Kerben (, older name Karavan) is a town in Jalal-Abad Region of Kyrgyzstan. Its population was 18,695 in 2021. It is the administrative centre of Aksy District.

Despite the fact that the town officially was founded in the early 1920s, medieval Persian historiographers noted in their works a caravanserai, or fortified “hotel” for merchants and travelers, in a place very close to today's Kerben. Archaeological excavations carried out by A. Bernshtam corroborated that records.

Kerben gained notoriety in 2002 when police fired into a crowd of unarmed demonstrators, killing six.  The demonstrations were triggered by a political dispute between a local member of the national parliament, Azimbek Beknazarov, and Kyrgyz President Askar Akayev over an agreement with China that ceded some territory in the high Tien Shan range to China. Local officials and police officers suspected of being involved in the shootings were later acquitted or pardoned.

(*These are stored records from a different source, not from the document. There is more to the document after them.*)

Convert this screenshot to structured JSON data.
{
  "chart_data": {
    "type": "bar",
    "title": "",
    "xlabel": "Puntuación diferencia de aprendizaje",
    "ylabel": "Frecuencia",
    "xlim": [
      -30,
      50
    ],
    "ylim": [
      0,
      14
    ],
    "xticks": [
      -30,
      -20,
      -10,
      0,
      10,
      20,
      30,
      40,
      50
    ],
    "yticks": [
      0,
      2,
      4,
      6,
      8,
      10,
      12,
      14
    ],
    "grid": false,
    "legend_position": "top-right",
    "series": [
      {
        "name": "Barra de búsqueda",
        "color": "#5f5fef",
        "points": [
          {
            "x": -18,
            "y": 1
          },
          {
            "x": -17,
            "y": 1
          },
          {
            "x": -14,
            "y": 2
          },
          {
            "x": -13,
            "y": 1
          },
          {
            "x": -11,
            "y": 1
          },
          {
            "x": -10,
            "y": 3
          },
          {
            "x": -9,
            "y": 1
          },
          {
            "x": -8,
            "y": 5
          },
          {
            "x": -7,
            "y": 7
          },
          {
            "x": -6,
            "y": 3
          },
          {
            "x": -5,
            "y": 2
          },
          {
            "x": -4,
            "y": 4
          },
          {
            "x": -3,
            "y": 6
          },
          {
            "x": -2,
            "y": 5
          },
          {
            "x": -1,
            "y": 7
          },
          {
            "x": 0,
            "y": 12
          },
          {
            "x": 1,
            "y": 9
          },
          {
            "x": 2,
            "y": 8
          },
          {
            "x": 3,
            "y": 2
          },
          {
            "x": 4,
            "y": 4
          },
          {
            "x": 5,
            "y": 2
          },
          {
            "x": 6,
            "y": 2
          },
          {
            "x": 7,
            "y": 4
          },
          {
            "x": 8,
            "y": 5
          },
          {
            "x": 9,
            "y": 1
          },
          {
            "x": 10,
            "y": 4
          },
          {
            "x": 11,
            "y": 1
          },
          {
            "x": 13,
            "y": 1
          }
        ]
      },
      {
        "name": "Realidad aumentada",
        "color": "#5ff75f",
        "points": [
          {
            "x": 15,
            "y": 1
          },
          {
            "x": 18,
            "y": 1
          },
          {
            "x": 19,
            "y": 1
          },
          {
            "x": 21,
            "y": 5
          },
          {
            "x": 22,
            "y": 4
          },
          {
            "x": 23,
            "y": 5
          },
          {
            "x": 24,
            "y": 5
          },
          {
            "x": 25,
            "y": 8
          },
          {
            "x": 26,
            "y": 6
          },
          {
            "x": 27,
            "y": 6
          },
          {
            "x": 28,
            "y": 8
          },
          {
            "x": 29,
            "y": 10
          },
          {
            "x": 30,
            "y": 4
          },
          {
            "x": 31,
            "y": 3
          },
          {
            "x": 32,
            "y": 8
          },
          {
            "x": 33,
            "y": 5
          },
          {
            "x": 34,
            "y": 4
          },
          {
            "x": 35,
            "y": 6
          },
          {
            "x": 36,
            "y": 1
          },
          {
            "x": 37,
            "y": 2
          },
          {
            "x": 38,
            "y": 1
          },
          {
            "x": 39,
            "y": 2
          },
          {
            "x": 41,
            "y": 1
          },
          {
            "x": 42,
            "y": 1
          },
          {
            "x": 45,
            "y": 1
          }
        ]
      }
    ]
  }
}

Beknazarov remained an implacable political enemy of Akayev. In the wake of the March 2005 Tulip Revolution which sent Akayev into exile in Russia, he was appointed Prosecutor General of the Kyrgyz Republic and waged a determined campaign against Akayev and his family, seeking the return of much of the fortune amassed by the former president's family and a repeal of Akayev's immunity for life. He resigned his position in September 2005 under a cloud of suspicion concerning alleged secret deals of money for premature closure of investigations into other misdeeds.

Kerben is located in the nation's northwest, some 220 km from the regional centre Jalal-Abad and 60 km from the Tash-Kömür town railway.  Kerben borders in the southwest with the village of Nanai in Uzbekistan.

Kerben is located in the center of the Aksy region, at a height of 1,200 meters above sea level. The lay of the land is mainly flat. The climate is classified as continental. Kerben Airport has weekly flights to Bishkek, Osh and Jalal-Abad.